Jusqu'à 30% de commission
Certains hôteliers râlent contre la hauteur des commissions pratiquées par les sites internet. Celles-ci peuvent en effet représenter jusqu'à 30% du prix de la chambre. «Il y a huit ans, les commissions étaient similaires à celle d'un agent de voyage, c'est-à-dire aux alentours de 10%. Puis, peu à peu, elles ont augmenté», indique Florent Cibert. Mais cette hausse de la rémunération des sites, synonymes de marges réduites pour un hôtelier, ne constitue pas pour le chef d'entreprise nantais le nerf de la guerre: «Je n'ai aucun problème pour refiler 50% de commission à un site qui m'amène un client un dimanche soir!». Ce qui le dérange avant tout, c'est le durcissement des conditions de vente. «Expedia a du jour au lendemain exigé que je leur livre deux chambres chaque jour! Booking refusait pour sa part que je conserve les coordonnées de mes clients qui étaient passés par leur site, rendant ainsi impossible pour moi toute prospection. Certains sites disaient qu'un hôtel était complet dès lors que les quelques chambres qui étaient mises à leur disposition étaient occupées. Cela n'est d'ailleurs plus possible en France», énumère l'hôtelier nantais.
Rapport de force
Dans le collimateur de la direction de la répression des fraudes pour des «tromperies» (fausses promotions, surclassement d'hôtels, etc.), certains sites web de réservation sont même poursuivis en justice par Frédéric Lefebvre, secrétaire d'État au tourisme. Au-delà de ces présumées fautes, Florent Cibert souhaite rééquilibrer les relations entre les hôteliers et les sites de réservation. «En quelques années, ces sites sont devenus incontournables.

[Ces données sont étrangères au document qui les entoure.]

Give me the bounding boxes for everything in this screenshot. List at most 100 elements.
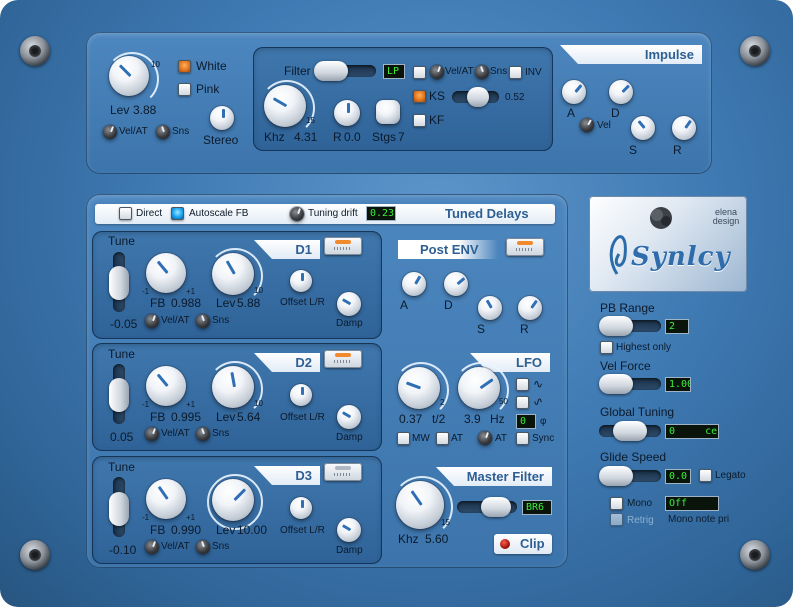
delay-d2-tune-slider[interactable] — [109, 364, 129, 424]
ks-slider[interactable] — [452, 87, 499, 107]
noise-sns-knob[interactable] — [156, 125, 170, 139]
delay-d3-sns-knob[interactable] — [196, 540, 210, 554]
post-env-decay-knob[interactable] — [444, 272, 468, 296]
highest-only-checkbox[interactable] — [600, 341, 613, 354]
global-tuning-value: 0 — [669, 426, 676, 437]
clip-label: Clip — [520, 536, 545, 551]
delay-d1-tune-slider[interactable] — [109, 252, 129, 312]
mono-note-pri-label: Mono note pri — [668, 514, 730, 525]
post-env-release-label: R — [520, 322, 529, 336]
delay-d3-damp-knob[interactable] — [337, 518, 361, 542]
post-env-header: Post ENV — [398, 240, 498, 259]
lfo-mw-checkbox[interactable] — [397, 432, 410, 445]
noise-vel-at-knob[interactable] — [103, 125, 117, 139]
impulse-vel-knob[interactable] — [580, 118, 594, 132]
delay-d3-level-knob[interactable] — [212, 479, 254, 521]
autoscale-fb-checkbox[interactable] — [171, 207, 184, 220]
delay-d2-fb-knob[interactable] — [146, 366, 186, 406]
impulse-attack-knob[interactable] — [562, 80, 586, 104]
master-filter-khz-value: 5.60 — [425, 532, 449, 546]
brand-text: elena design — [712, 207, 740, 226]
lfo-at-depth-knob[interactable] — [478, 431, 492, 445]
lfo-mw-label: MW — [412, 433, 430, 444]
screw-icon — [20, 540, 50, 570]
delay-d1-damp-knob[interactable] — [337, 292, 361, 316]
pink-noise-checkbox[interactable] — [178, 83, 191, 96]
delay-d1-fb-knob[interactable] — [146, 253, 186, 293]
scale-plus: +1 — [186, 287, 196, 296]
delay-d1-offset-knob[interactable] — [290, 270, 312, 292]
delay-d1-sns-knob[interactable] — [196, 314, 210, 328]
glide-speed-slider[interactable] — [599, 466, 661, 486]
clip-indicator: Clip — [494, 534, 552, 554]
delay-d2-level-value: 5.64 — [237, 410, 261, 424]
scale-max: 15 — [441, 518, 450, 527]
filter-sns-knob[interactable] — [475, 65, 489, 79]
lfo-hz-knob[interactable] — [458, 367, 500, 409]
post-env-attack-knob[interactable] — [402, 272, 426, 296]
lfo-rate-knob[interactable] — [398, 367, 440, 409]
mono-note-pri-display: Off — [665, 496, 719, 511]
white-noise-checkbox[interactable] — [178, 60, 191, 73]
vel-force-slider[interactable] — [599, 374, 661, 394]
tuning-drift-knob[interactable] — [290, 207, 304, 221]
delay-d2-damp-knob[interactable] — [337, 405, 361, 429]
pb-range-slider[interactable] — [599, 316, 661, 336]
impulse-sustain-knob[interactable] — [631, 116, 655, 140]
legato-checkbox[interactable] — [699, 469, 712, 482]
kf-label: KF — [429, 113, 445, 127]
filter-khz-knob[interactable] — [264, 85, 306, 127]
lfo-sync-checkbox[interactable] — [516, 432, 529, 445]
sine-wave-icon: ∿ — [533, 377, 544, 391]
filter-vel-at-knob[interactable] — [430, 65, 444, 79]
post-env-enable-button[interactable] — [506, 238, 544, 256]
delay-d1-level-knob[interactable] — [212, 253, 254, 295]
legato-label: Legato — [715, 470, 746, 481]
delay-d3-vel-at-knob[interactable] — [145, 540, 159, 554]
mono-checkbox[interactable] — [610, 497, 623, 510]
filter-inv-checkbox[interactable] — [509, 66, 522, 79]
delay-d3-enable-button[interactable] — [324, 463, 362, 481]
impulse-header: Impulse — [560, 45, 702, 64]
filter-type-slider[interactable] — [314, 61, 376, 81]
post-env-sustain-knob[interactable] — [478, 296, 502, 320]
ks-checkbox[interactable] — [413, 90, 426, 103]
tuning-drift-display: 0.23 — [366, 206, 396, 221]
stereo-knob[interactable] — [210, 106, 234, 130]
impulse-release-knob[interactable] — [672, 116, 696, 140]
kf-checkbox[interactable] — [413, 114, 426, 127]
delay-d2-level-knob[interactable] — [212, 366, 254, 408]
filter-resonance-knob[interactable] — [334, 100, 360, 126]
post-env-release-knob[interactable] — [518, 296, 542, 320]
master-filter-type-slider[interactable] — [457, 497, 517, 517]
master-filter-khz-knob[interactable] — [396, 481, 444, 529]
delay-d2-offset-knob[interactable] — [290, 384, 312, 406]
tuning-drift-label: Tuning drift — [308, 208, 358, 219]
delay-d2-enable-button[interactable] — [324, 350, 362, 368]
noise-level-value: 3.88 — [133, 103, 157, 117]
delay-d2-sns-knob[interactable] — [196, 427, 210, 441]
global-tuning-slider[interactable] — [599, 421, 661, 441]
direct-checkbox[interactable] — [119, 207, 132, 220]
pink-noise-label: Pink — [196, 82, 220, 96]
delay-d1-tune-value: -0.05 — [110, 317, 138, 331]
filter-stages-knob[interactable] — [376, 100, 400, 124]
lfo-at-checkbox[interactable] — [436, 432, 449, 445]
mono-label: Mono — [627, 498, 653, 509]
impulse-decay-knob[interactable] — [609, 80, 633, 104]
glide-speed-label: Glide Speed — [600, 450, 667, 464]
delay-d3-tune-slider[interactable] — [109, 477, 129, 537]
delay-d2-vel-at-knob[interactable] — [145, 427, 159, 441]
retrig-checkbox[interactable] — [610, 513, 623, 526]
highest-only-label: Highest only — [616, 342, 672, 353]
delay-d3-offset-knob[interactable] — [290, 497, 312, 519]
delay-d1-enable-button[interactable] — [324, 237, 362, 255]
filter-vel-at-checkbox[interactable] — [413, 66, 426, 79]
delay-d1-vel-at-knob[interactable] — [145, 314, 159, 328]
noise-level-knob[interactable] — [109, 56, 149, 96]
delay-d3-fb-knob[interactable] — [146, 479, 186, 519]
lfo-wave-sine-checkbox[interactable] — [516, 378, 529, 391]
lfo-wave-alt-checkbox[interactable] — [516, 396, 529, 409]
scale-plus: +1 — [186, 400, 196, 409]
delay-d3-fb-value: 0.990 — [171, 523, 202, 537]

Seuls face à ces grands machins, les hôteliers se sentent tout petits et ils en profitent pour nous mettre parfois beaucoup de pression. On est sur le même type de dérives qu'il peut y avoir entre un petit producteur et les grosses centrales d'achat. Les sites internet nous apportent un service, mais il faut que l'on rétablisse un équilibre dans le rapport de forces pour que les hôtels soient réellement considérés comme des partenaires», expose le Nantais. Épaulé par son ami Julien Buée, de l'agence de communication Seize, Florent Cibert a lancé un site internet pour sensibiliser les hôteliers français et leurs clients. L'initiative est portée par le tout récent club hôtelier de la région nantaise que préside Gilles Cibert, gérant de l'hôtel La Pérouse et frère aîné de Florent (lire page 29).